3. Start small: pick one area of your practice that takes up a lot of your time and start writing down information about how you manage that part of the operation. Share this work with your coach, custodian, tech vendor,
staff or other outsourcers so they can help make the process as effective as possible.
4. Read some examples of solid processes or gather more information about how to create them. It’s as easy as doing some Google searches such as “benefits of workflows and processes” or read “Good to Great”, “Raving Fan”, Six Sigma, Jack Welch, etc. Then do only one process or workflow, get a sense of how your staff and operation benefits from it and then start another one.
Remember that the Holy Grail is to create automated workflows so the technology is doing the work, not you or your staff. When you pay for a CRM system, it isn’t cheap to implement properly, but the fact is that if you use it to its full potential, it pays for itself and more by eliminating work. It’s a way to grow a business not so much by adding staff but by investing in and maximizing technology. Automated workflows save a financial advisor and financial advisory practice a significant amount of time and money. “When advisors can see what the underlying functionality of an automated workflow can save them, it adds so much efficiency that an advisor’s time is freed up to do what they really should be doing, which is meeting with clients, acquiring clients, developing strategies,” says Rowling CEO of Total Rebalance Expert and principal of Rowling & Associates LLP, a financial advisory firm. “Operational processes are taken care of automatically and in a mistake-proof way.”

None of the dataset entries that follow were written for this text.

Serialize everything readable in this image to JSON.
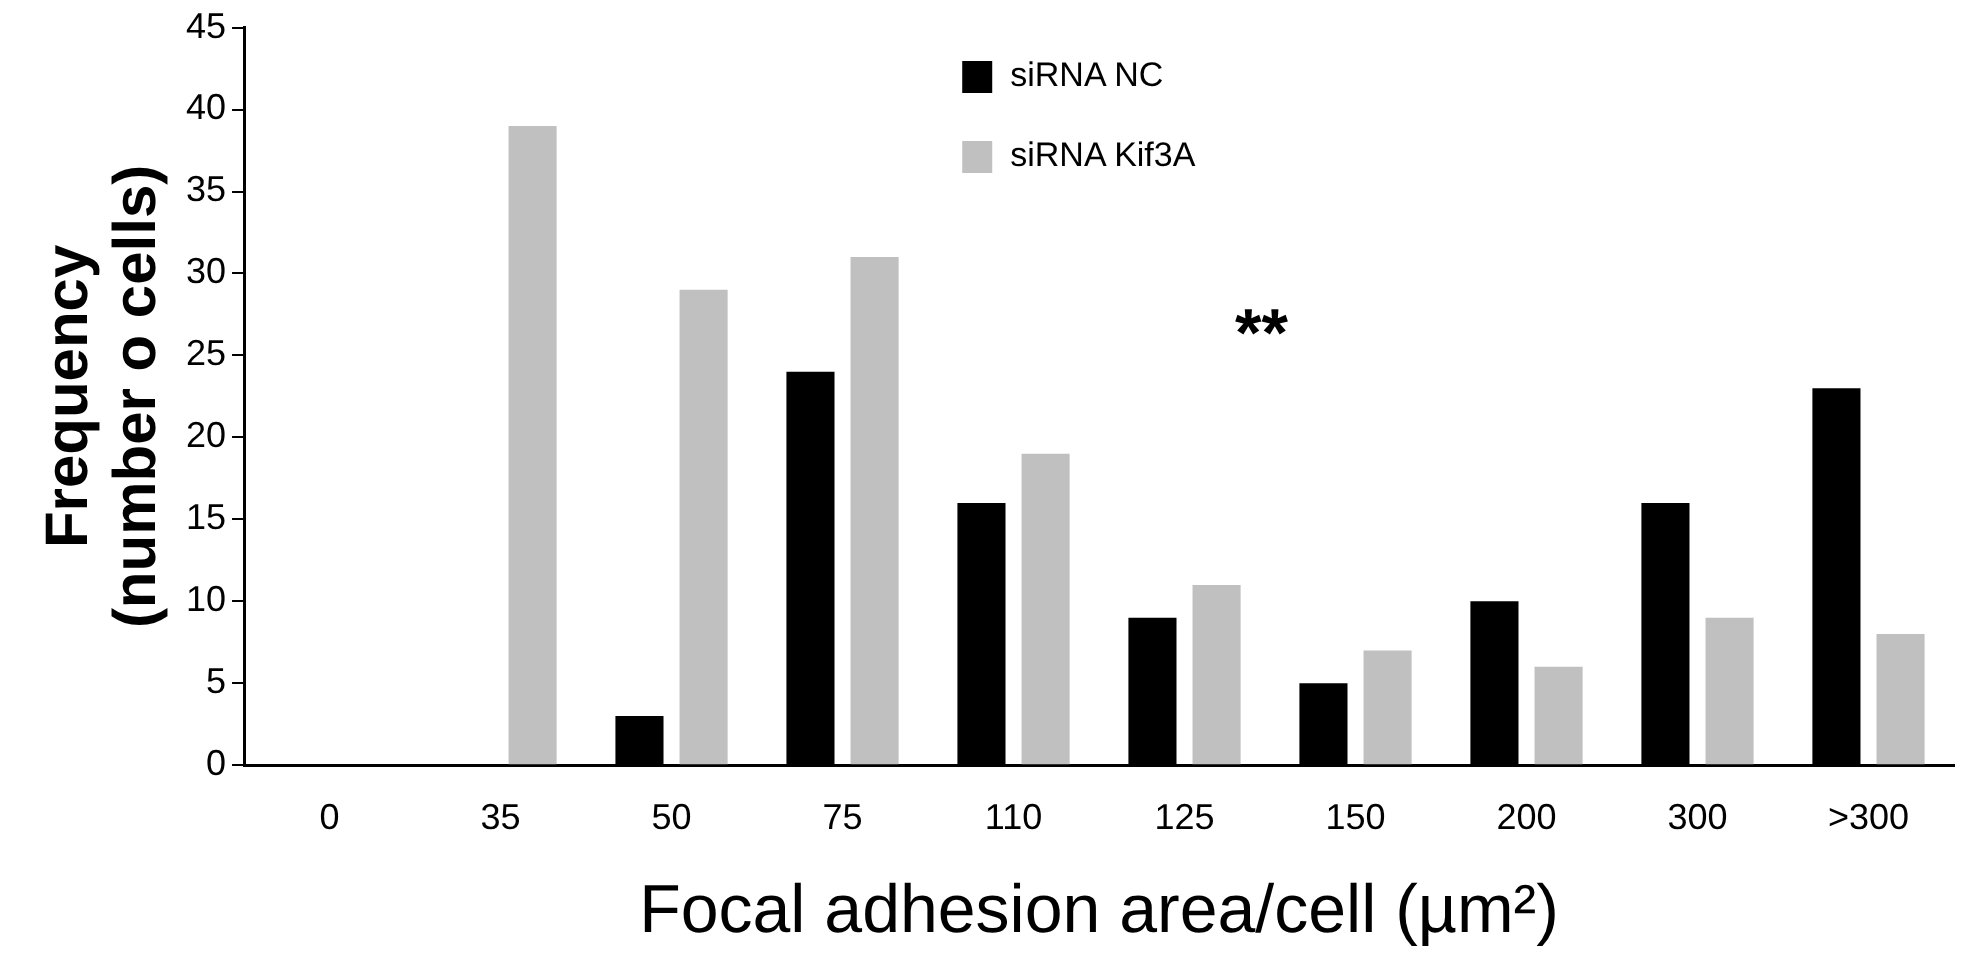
{
  "chart_data": {
    "type": "bar",
    "xlabel": "Focal adhesion area/cell (µm²)",
    "ylabel": "Frequency\n(number o cells)",
    "categories": [
      "0",
      "35",
      "50",
      "75",
      "110",
      "125",
      "150",
      "200",
      "300",
      ">300"
    ],
    "series": [
      {
        "name": "siRNA NC",
        "color": "#000000",
        "values": [
          0,
          0,
          3,
          24,
          16,
          9,
          5,
          10,
          16,
          23
        ]
      },
      {
        "name": "siRNA Kif3A",
        "color": "#c0c0c0",
        "values": [
          0,
          39,
          29,
          31,
          19,
          11,
          7,
          6,
          9,
          8
        ]
      }
    ],
    "ylim": [
      0,
      45
    ],
    "yticks": [
      0,
      5,
      10,
      15,
      20,
      25,
      30,
      35,
      40,
      45
    ],
    "grid": false,
    "legend": "top",
    "annotations": [
      "**"
    ]
  }
}
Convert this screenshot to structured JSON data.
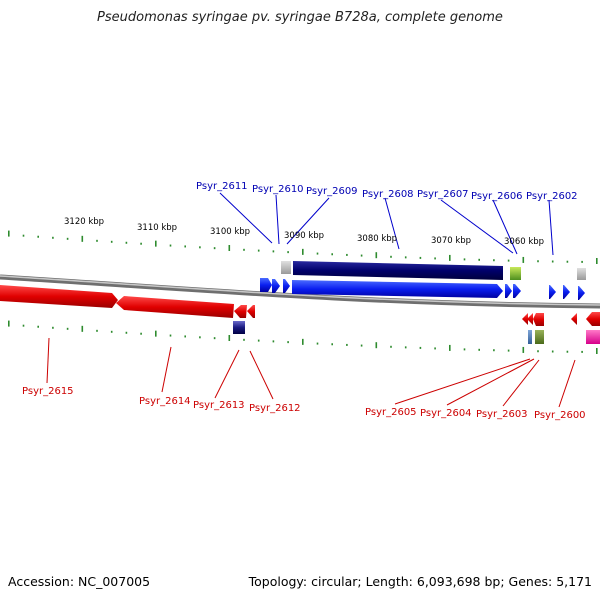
{
  "title": "Pseudomonas syringae pv. syringae B728a, complete genome",
  "footer": {
    "accession": "Accession: NC_007005",
    "summary": "Topology: circular; Length: 6,093,698 bp; Genes: 5,171"
  },
  "colors": {
    "top_label": "#0000b3",
    "bottom_label": "#cc0000",
    "tick": "#2e8b2e",
    "backbone": "#8c8c8c",
    "gene_forward": "#0000ee",
    "gene_reverse": "#dd0000",
    "gene_dark": "#000066"
  },
  "scale_labels": [
    {
      "text": "3120 kbp",
      "kbp": 3120
    },
    {
      "text": "3110 kbp",
      "kbp": 3110
    },
    {
      "text": "3100 kbp",
      "kbp": 3100
    },
    {
      "text": "3090 kbp",
      "kbp": 3090
    },
    {
      "text": "3080 kbp",
      "kbp": 3080
    },
    {
      "text": "3070 kbp",
      "kbp": 3070
    },
    {
      "text": "3060 kbp",
      "kbp": 3060
    }
  ],
  "top_labels": [
    {
      "text": "Psyr_2611"
    },
    {
      "text": "Psyr_2610"
    },
    {
      "text": "Psyr_2609"
    },
    {
      "text": "Psyr_2608"
    },
    {
      "text": "Psyr_2607"
    },
    {
      "text": "Psyr_2606"
    },
    {
      "text": "Psyr_2602"
    }
  ],
  "bottom_labels": [
    {
      "text": "Psyr_2615"
    },
    {
      "text": "Psyr_2614"
    },
    {
      "text": "Psyr_2613"
    },
    {
      "text": "Psyr_2612"
    },
    {
      "text": "Psyr_2605"
    },
    {
      "text": "Psyr_2604"
    },
    {
      "text": "Psyr_2603"
    },
    {
      "text": "Psyr_2600"
    }
  ]
}
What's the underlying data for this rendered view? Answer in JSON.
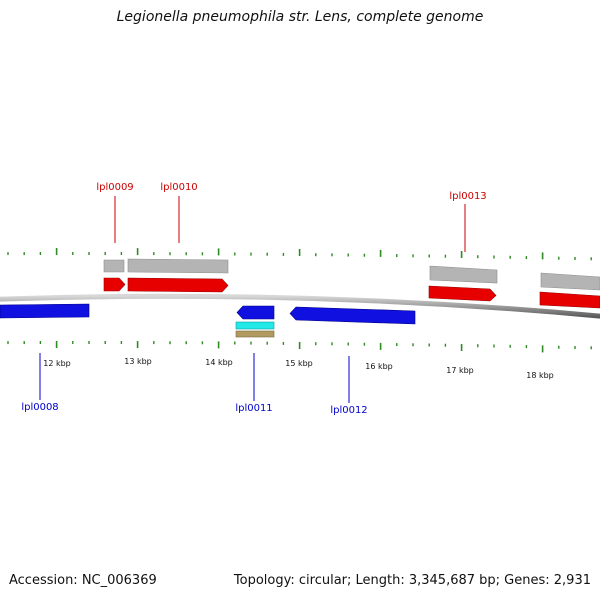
{
  "title": "Legionella pneumophila str. Lens, complete genome",
  "footer": {
    "accession": "Accession: NC_006369",
    "summary": "Topology: circular; Length: 3,345,687 bp; Genes: 2,931"
  },
  "colors": {
    "forward_gene": "#e60000",
    "reverse_gene": "#1010e0",
    "feature_gray": "#b4b4b4",
    "feature_cyan": "#22e8e8",
    "feature_tan": "#b09a60",
    "tick": "#2e8b22",
    "label_forward": "#cc0000",
    "label_reverse": "#0000cc",
    "backbone": "#8a8a8a"
  },
  "scale_labels": [
    "12 kbp",
    "13 kbp",
    "14 kbp",
    "15 kbp",
    "16 kbp",
    "17 kbp",
    "18 kbp"
  ],
  "genes": [
    {
      "label": "lpl0008",
      "strand": "reverse"
    },
    {
      "label": "lpl0009",
      "strand": "forward"
    },
    {
      "label": "lpl0010",
      "strand": "forward"
    },
    {
      "label": "lpl0011",
      "strand": "reverse"
    },
    {
      "label": "lpl0012",
      "strand": "reverse"
    },
    {
      "label": "lpl0013",
      "strand": "forward"
    }
  ]
}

If you implement processes, workflows and automated workflows properly, there is a shift in each member of your staff’s responsibilities, workload and possibly their job roles. Everyone should be working at their highest skill level. This ultimately means you have created a more efficient practice as it allows you, the CEO, to delegate the more technical, high skill work to the staff. Ultimately, by delegating this type of work you’ll save yourself time, which permits you to refocus your energy on your core competencies, whether it is working only with your top clients, networking, or leaving work at a more reasonable hour. Also, it’s important to understand that technology and process improvements, like any other worthy asset, requires a constant reinvestment to realize its full potential. Whether you realize it or not, you always have a choice as to how the work gets done: investing in technology, processes and outsourcers or staff. While operations improvements -- process/workflows -- have their own hassles, so does an investment in onsite staff that have no processes to guide them – there is management time, the emotional component, benefits and other issues. Process within the technology, when done right, will save time and headaches, let you delegate work to the higher-skilled staff so you can focus on client development.
Our Final Word
Processes, workflows and especially automated workflows are becoming increasingly important to scaling a financial advisory practice and increasing profitability. By investing in technology and implementation your practice can be more profitable, less labor intensive, and altogether more rewarding and enjoyable for everyone including your clients. So now that
you have solutions available within your staff, vendors, custodians, and outsourcers, you can implement and get back to enjoying and helping people navigate their finances and reaching their goals.